Zusammenfassend sind damit folgende Schlußfolgerungen für die Bedingungen eines Transfereffekts zu ziehen: Allein durch die Erfahrung im Umgang mit Ge­dächtnisaufgaben lernen eher ältere als jüngere Kinder, eher Strategieerfahrene als Unerfahrene ihr Strategieverhalten zu steuern und damit erfolgreicher einzu­setzen. Andere wichtige Faktoren sind die Rückmeldung bezüglich der korrek­ten Ausführung der Strategie und Infor­mation über ihre Nützlichkeit.

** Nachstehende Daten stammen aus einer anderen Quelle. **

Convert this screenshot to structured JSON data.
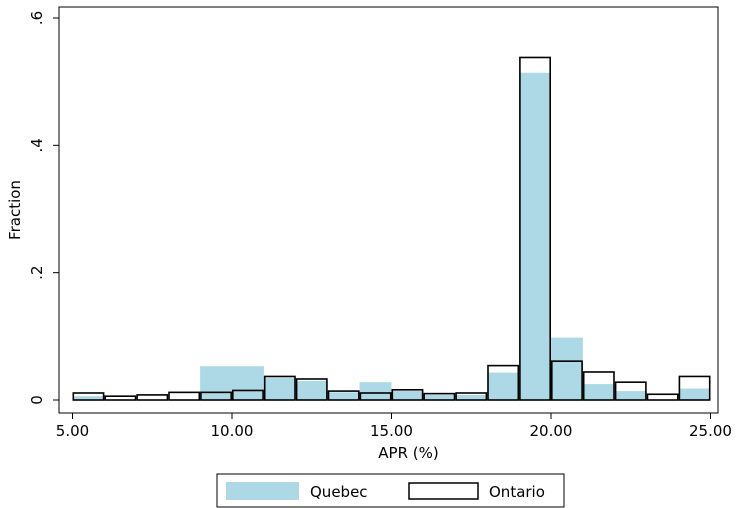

Wie könnte demzufolge eine Förderung aussehen, welche möglichst viele der oben genannten Vorschläge berücksich­tigt? Ein Beispiel gaben Asarnow& Mei­chenbaum(1979). Bei ihnen bekamen die Kinder nicht nur Rückmeldung über die Nützlichkeit der Strategieanwendung, sondern zusätzlich Hilfe bei der Planung und Organisation jedes einzelnen Teil­schritts. Ihr KZG-Training entsprach ei­ner Modifikation des Selbstinstruktions­training von Meichenbaum& Goodman (1971). Die dabei verwendete Reihen­folgeaufgabe sah so aus: Den Kindern wurde ein Blatt vorgelegt auf dem sechs verschiedene Objekte abgebildet waren. Die VI zeigte nun in einer ganz bestimm­ten Reihenfolge auf minimal 2 davon. Die Aufgabe(Reihenfolgeaufgabe im folgenden genannt) war, sich diese Rei­henfolge genau einzuprägen und auf ei­ner Seite zu wiederholen, auf der diesel­ben Objekte in anderer Anordnung wa­ren.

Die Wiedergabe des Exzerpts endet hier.